Iris Gusner war Sortiererin in einem Holzverarbeitungswerk, bevor sie 1960 in Moskau das Filmhandwerk erlernen durfte. In Wäre die Erde nicht rund (1981) hat sie diese Erfahrung verarbeitet: Eine Studentin verliebt sich in Moskau in einen syrischen Kommilitonen und muss sich entscheiden, wo sie fortan leben will. Oder soll. Oder darf. Denn ein syrischer Ehemann bot einer DDR-Bürgerin auch Fluchtmöglichkeiten. Unbeschwerter geht es in Kaskade rückwärts (1983) zu: Hier zieht eine Frau vom Land in die Großstadt und sucht, aktiv unterstützt von Freundinnen und Kolleginnen, nach einem neuen Lebensgefährten. Dass Gusners Filme so wenig bekannt sind, liegt teils daran, dass ihr nicht die üblichen Publikumslieblinge zur Verfügung standen. Für die vorzügliche Hauptdarstellerin aus „Kaskade rückwärts“, Brigitte Wiegmann, blieb es die einzige Filmrolle.
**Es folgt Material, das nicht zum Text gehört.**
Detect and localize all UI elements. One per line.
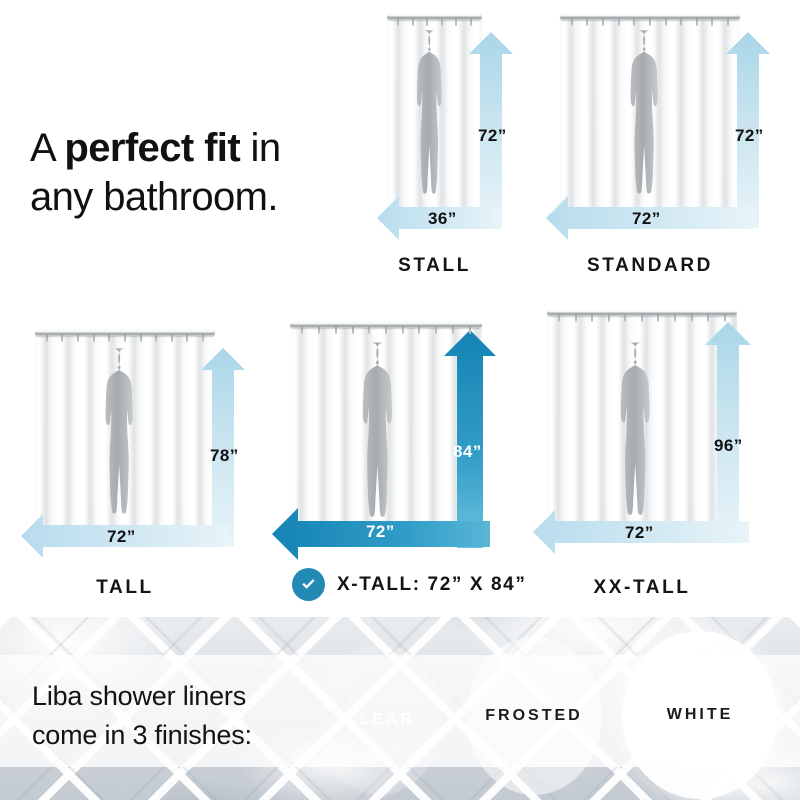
height-label-tall: 78” — [210, 446, 239, 466]
width-label-standard: 72” — [632, 209, 661, 229]
curtain-hooks — [387, 18, 482, 27]
person-silhouette — [615, 340, 668, 530]
headline-line-1: A perfect fit in — [30, 124, 380, 173]
finishes-copy: Liba shower liners come in 3 finishes: — [32, 677, 332, 755]
height-label-standard: 72” — [735, 126, 764, 146]
selected-size-label: X-TALL: 72” X 84” — [337, 574, 526, 596]
headline-pre: A — [30, 126, 64, 170]
height-label-xx-tall: 96” — [714, 436, 743, 456]
headline-bold: perfect fit — [64, 126, 240, 170]
finish-swatch-clear[interactable]: CLEAR — [318, 645, 442, 795]
finish-swatch-white[interactable]: WHITE — [622, 631, 778, 799]
size-label-standard: STANDARD — [560, 255, 740, 277]
curtain-hooks — [547, 314, 737, 323]
size-panel-stall: 72” 36” — [387, 14, 482, 220]
selected-size-row[interactable]: X-TALL: 72” X 84” — [292, 568, 526, 601]
size-panel-x-tall: 84” 72” — [290, 322, 482, 540]
check-icon — [292, 568, 325, 601]
width-label-x-tall: 72” — [366, 522, 395, 542]
person-silhouette — [412, 28, 458, 208]
finish-label-clear: CLEAR — [345, 711, 415, 729]
finish-label-white: WHITE — [667, 706, 734, 724]
headline-line-2: any bathroom. — [30, 173, 380, 222]
size-label-tall: TALL — [35, 577, 215, 599]
width-label-stall: 36” — [428, 209, 457, 229]
headline-post: in — [240, 126, 280, 170]
finishes-copy-line-2: come in 3 finishes: — [32, 716, 332, 755]
finishes-band: Liba shower liners come in 3 finishes: C… — [0, 617, 800, 800]
curtain-hooks — [35, 334, 215, 343]
person-silhouette — [357, 340, 411, 532]
width-label-xx-tall: 72” — [625, 523, 654, 543]
size-panel-standard: 72” 72” — [560, 14, 740, 220]
size-label-xx-tall: XX-TALL — [547, 577, 737, 599]
finish-label-frosted: FROSTED — [485, 707, 582, 725]
size-label-stall: STALL — [387, 255, 482, 277]
person-silhouette — [625, 28, 675, 208]
height-arrow-xx-tall — [705, 322, 751, 540]
curtain-hooks — [290, 326, 482, 335]
infographic-page: A perfect fit in any bathroom. — [0, 0, 800, 800]
size-panel-tall: 78” 72” — [35, 330, 215, 537]
height-label-stall: 72” — [478, 126, 507, 146]
curtain-hooks — [560, 18, 740, 27]
person-silhouette — [100, 346, 150, 528]
finishes-copy-line-1: Liba shower liners — [32, 677, 332, 716]
size-panel-xx-tall: 96” 72” — [547, 310, 737, 538]
width-label-tall: 72” — [107, 527, 136, 547]
height-label-x-tall: 84” — [453, 442, 482, 462]
page-title: A perfect fit in any bathroom. — [30, 124, 380, 222]
finish-swatch-frosted[interactable]: FROSTED — [466, 637, 602, 795]
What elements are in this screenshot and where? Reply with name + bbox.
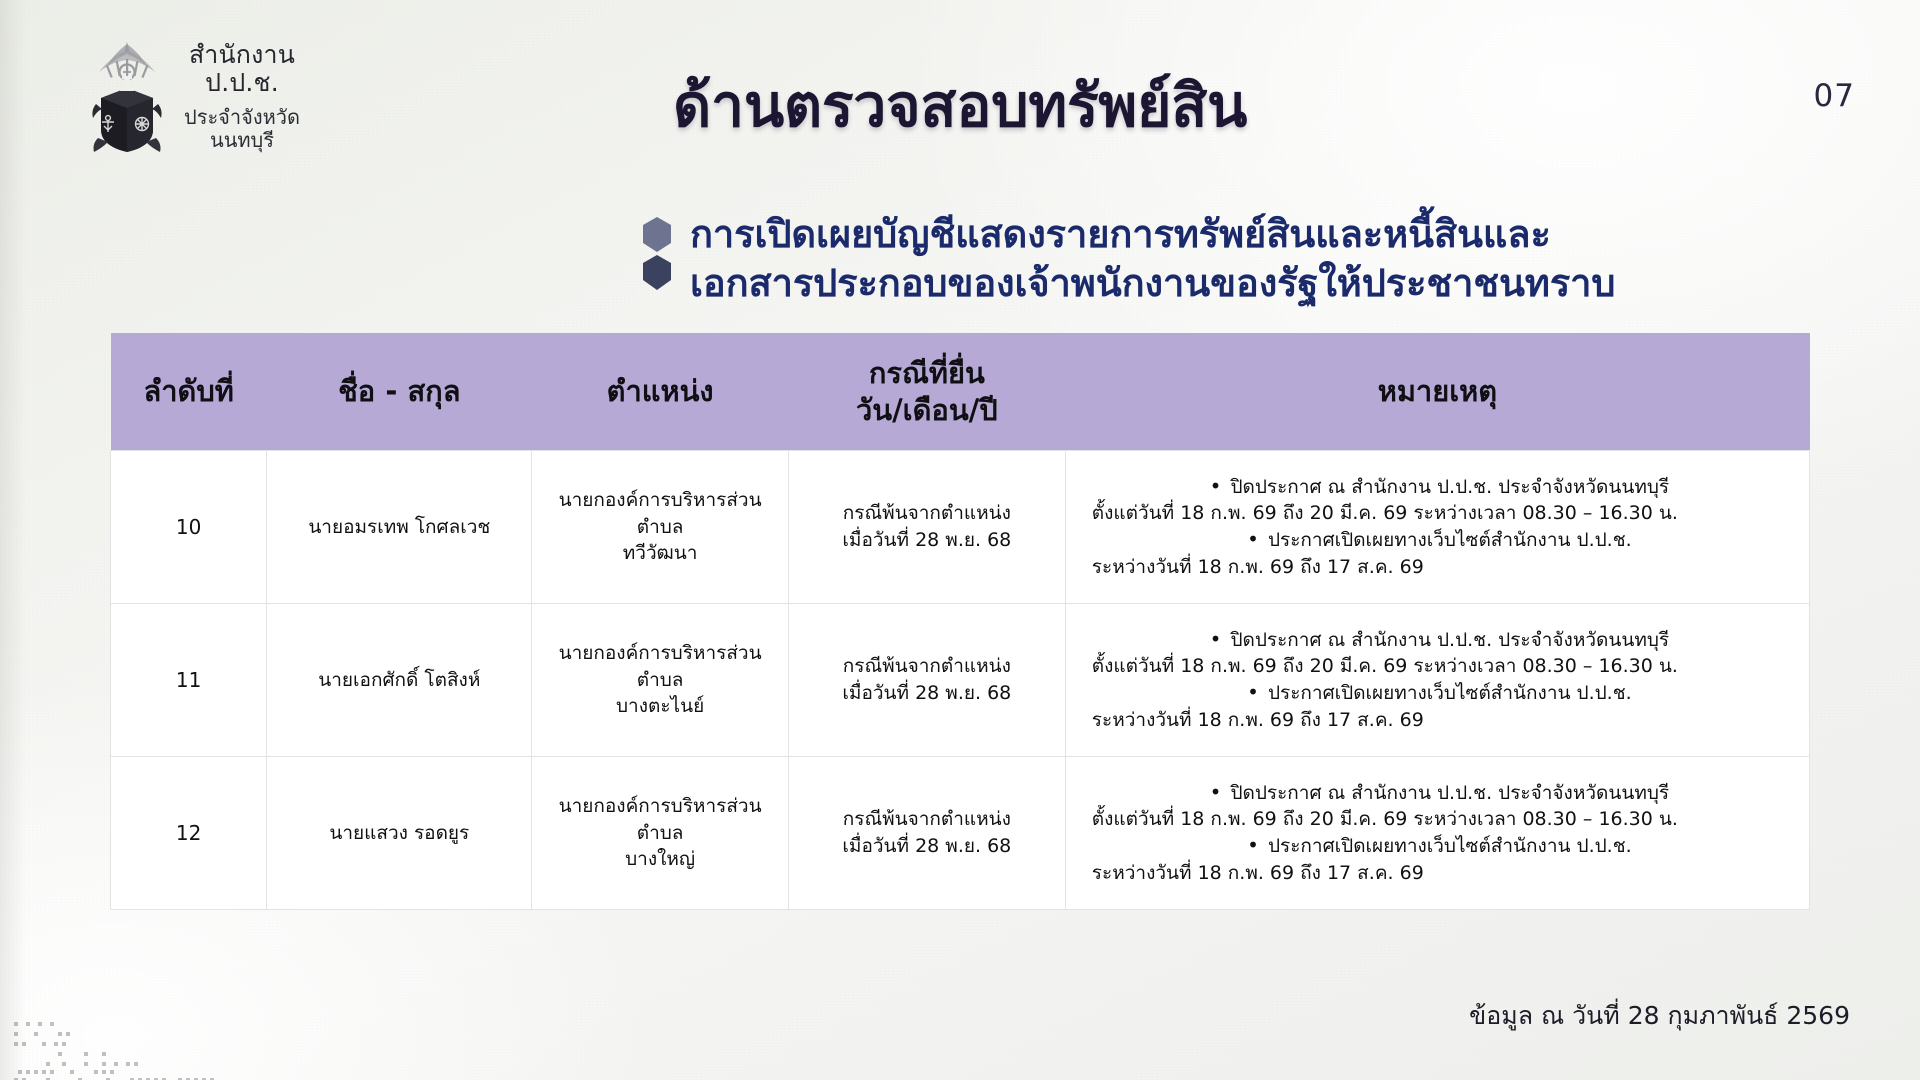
cell-case-line-2: เมื่อวันที่ 28 พ.ย. 68	[799, 833, 1055, 860]
cell-case-line-2: เมื่อวันที่ 28 พ.ย. 68	[799, 680, 1055, 707]
cell-position-line-2: บางตะไนย์	[542, 693, 778, 720]
remark-item: ประกาศเปิดเผยทางเว็บไซต์สำนักงาน ป.ป.ช. …	[1092, 833, 1787, 886]
remark-lead-1: ปิดประกาศ ณ สำนักงาน ป.ป.ช. ประจำจังหวัด…	[1092, 780, 1787, 807]
remark-item: ปิดประกาศ ณ สำนักงาน ป.ป.ช. ประจำจังหวัด…	[1092, 780, 1787, 833]
cell-position-line-1: นายกองค์การบริหารส่วนตำบล	[542, 793, 778, 846]
cell-remarks: ปิดประกาศ ณ สำนักงาน ป.ป.ช. ประจำจังหวัด…	[1065, 451, 1809, 604]
cell-case: กรณีพ้นจากตำแหน่ง เมื่อวันที่ 28 พ.ย. 68	[788, 451, 1065, 604]
page-title: ด้านตรวจสอบทรัพย์สิน	[0, 58, 1920, 152]
remark-sub-2: ระหว่างวันที่ 18 ก.พ. 69 ถึง 17 ส.ค. 69	[1092, 860, 1787, 887]
remark-sub-1: ตั้งแต่วันที่ 18 ก.พ. 69 ถึง 20 มี.ค. 69…	[1092, 653, 1787, 680]
cell-case-line-2: เมื่อวันที่ 28 พ.ย. 68	[799, 527, 1055, 554]
column-header-position: ตำแหน่ง	[532, 333, 789, 451]
table-row: 11 นายเอกศักดิ์ โตสิงห์ นายกองค์การบริหา…	[111, 604, 1810, 757]
slide: สำนักงาน ป.ป.ช. ประจำจังหวัด นนทบุรี ด้า…	[0, 0, 1920, 1080]
remark-lead-2: ประกาศเปิดเผยทางเว็บไซต์สำนักงาน ป.ป.ช.	[1092, 833, 1787, 860]
cell-case-line-1: กรณีพ้นจากตำแหน่ง	[799, 653, 1055, 680]
cell-order: 12	[111, 757, 267, 910]
remark-item: ประกาศเปิดเผยทางเว็บไซต์สำนักงาน ป.ป.ช. …	[1092, 527, 1787, 580]
cell-name: นายเอกศักดิ์ โตสิงห์	[267, 604, 532, 757]
cell-case: กรณีพ้นจากตำแหน่ง เมื่อวันที่ 28 พ.ย. 68	[788, 604, 1065, 757]
cell-order: 11	[111, 604, 267, 757]
column-header-case-line-2: วัน/เดือน/ปี	[796, 392, 1057, 429]
subtitle-line-2: เอกสารประกอบของเจ้าพนักงานของรัฐให้ประชา…	[690, 259, 1615, 308]
decorative-dot-pattern	[6, 1000, 246, 1080]
subtitle-block: การเปิดเผยบัญชีแสดงรายการทรัพย์สินและหนี…	[640, 210, 1615, 309]
cell-position-line-2: ทวีวัฒนา	[542, 540, 778, 567]
column-header-case-line-1: กรณีที่ยื่น	[796, 355, 1057, 392]
cell-order: 10	[111, 451, 267, 604]
data-as-of-label: ข้อมูล ณ วันที่ 28 กุมภาพันธ์ 2569	[1469, 996, 1850, 1036]
asset-disclosure-table: ลำดับที่ ชื่อ - สกุล ตำแหน่ง กรณีที่ยื่น…	[110, 333, 1810, 910]
cell-name: นายอมรเทพ โกศลเวช	[267, 451, 532, 604]
hexagon-bullet-icon	[640, 216, 674, 292]
cell-position-line-1: นายกองค์การบริหารส่วนตำบล	[542, 487, 778, 540]
table-row: 12 นายแสวง รอดยูร นายกองค์การบริหารส่วนต…	[111, 757, 1810, 910]
cell-position-line-1: นายกองค์การบริหารส่วนตำบล	[542, 640, 778, 693]
remark-lead-1: ปิดประกาศ ณ สำนักงาน ป.ป.ช. ประจำจังหวัด…	[1092, 627, 1787, 654]
page-number: 07	[1814, 78, 1855, 114]
subtitle-text: การเปิดเผยบัญชีแสดงรายการทรัพย์สินและหนี…	[690, 210, 1615, 309]
remark-sub-2: ระหว่างวันที่ 18 ก.พ. 69 ถึง 17 ส.ค. 69	[1092, 554, 1787, 581]
table-header: ลำดับที่ ชื่อ - สกุล ตำแหน่ง กรณีที่ยื่น…	[111, 333, 1810, 451]
cell-position: นายกองค์การบริหารส่วนตำบล บางใหญ่	[532, 757, 789, 910]
table-header-row: ลำดับที่ ชื่อ - สกุล ตำแหน่ง กรณีที่ยื่น…	[111, 333, 1810, 451]
remark-sub-2: ระหว่างวันที่ 18 ก.พ. 69 ถึง 17 ส.ค. 69	[1092, 707, 1787, 734]
cell-name: นายแสวง รอดยูร	[267, 757, 532, 910]
column-header-name: ชื่อ - สกุล	[267, 333, 532, 451]
left-edge-shade	[0, 0, 26, 1080]
cell-position: นายกองค์การบริหารส่วนตำบล บางตะไนย์	[532, 604, 789, 757]
remark-lead-2: ประกาศเปิดเผยทางเว็บไซต์สำนักงาน ป.ป.ช.	[1092, 527, 1787, 554]
cell-case-line-1: กรณีพ้นจากตำแหน่ง	[799, 806, 1055, 833]
cell-remarks: ปิดประกาศ ณ สำนักงาน ป.ป.ช. ประจำจังหวัด…	[1065, 757, 1809, 910]
remark-lead-2: ประกาศเปิดเผยทางเว็บไซต์สำนักงาน ป.ป.ช.	[1092, 680, 1787, 707]
subtitle-line-1: การเปิดเผยบัญชีแสดงรายการทรัพย์สินและหนี…	[690, 210, 1615, 259]
remark-item: ปิดประกาศ ณ สำนักงาน ป.ป.ช. ประจำจังหวัด…	[1092, 474, 1787, 527]
remark-sub-1: ตั้งแต่วันที่ 18 ก.พ. 69 ถึง 20 มี.ค. 69…	[1092, 500, 1787, 527]
cell-remarks: ปิดประกาศ ณ สำนักงาน ป.ป.ช. ประจำจังหวัด…	[1065, 604, 1809, 757]
remark-item: ปิดประกาศ ณ สำนักงาน ป.ป.ช. ประจำจังหวัด…	[1092, 627, 1787, 680]
cell-case-line-1: กรณีพ้นจากตำแหน่ง	[799, 500, 1055, 527]
table-body: 10 นายอมรเทพ โกศลเวช นายกองค์การบริหารส่…	[111, 451, 1810, 910]
asset-disclosure-table-container: ลำดับที่ ชื่อ - สกุล ตำแหน่ง กรณีที่ยื่น…	[110, 333, 1810, 910]
table-row: 10 นายอมรเทพ โกศลเวช นายกองค์การบริหารส่…	[111, 451, 1810, 604]
column-header-case: กรณีที่ยื่น วัน/เดือน/ปี	[788, 333, 1065, 451]
remark-lead-1: ปิดประกาศ ณ สำนักงาน ป.ป.ช. ประจำจังหวัด…	[1092, 474, 1787, 501]
cell-position-line-2: บางใหญ่	[542, 846, 778, 873]
remark-item: ประกาศเปิดเผยทางเว็บไซต์สำนักงาน ป.ป.ช. …	[1092, 680, 1787, 733]
remark-sub-1: ตั้งแต่วันที่ 18 ก.พ. 69 ถึง 20 มี.ค. 69…	[1092, 806, 1787, 833]
cell-position: นายกองค์การบริหารส่วนตำบล ทวีวัฒนา	[532, 451, 789, 604]
cell-case: กรณีพ้นจากตำแหน่ง เมื่อวันที่ 28 พ.ย. 68	[788, 757, 1065, 910]
column-header-remarks: หมายเหตุ	[1065, 333, 1809, 451]
column-header-order: ลำดับที่	[111, 333, 267, 451]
Berlin im Kino – das ist eine endlose Reihe verpasster Möglichkeiten, denn in alten Filmen bekommt man die Stadt immer nur häppchenweise zu sehen. Entweder fehlten den Regisseuren die Drehgenehmigungen, oder sie wollten ihre Stadt gar nicht erforschen. Gerhard Lamprechts Irgendwo in Berlin (1946) ist eine erfreuliche Ausnahme: Hier schaut die Kamera länger hin – und trotzdem bleibt es beim titelgebenden Irgendwo. Die meisten Orte lassen sich kaum lokalisieren, weil die Stadt in Trümmern liegt (Sonntag im Bundesplatz-Kino). Der 11-jährige Hauptdarsteller Charles Knetschke nannte sich später Charles Brauer und ermittelte im „Tatort“.

Ein paar Jahre vor Lamprechts Blick auf das kaputte Berlin drehten die deutschen Besatzer nach Belieben noch überall in Europa. Arthur Maria Rabenalts Revue- und Kriegsfilm Fronttheater etwa wurde ab November 1941 in Amsterdam und Den Haag, bei Bordeaux und sogar auf der Akropolis in Athen gedreht (Mittwoch im Zeughauskino). Allerdings gefiel den Zensoren nicht, dass Rabenalt darin die Belastung der Ehe zwischen einer Sängerin und einem Soldaten zu ausführlich darstellte. Seine unmögliche Aufgabe bestand darin, Realismus mit Optimismus zu verbinden. Im Schneideraum wurde dem Optimismus Vorzug gegeben.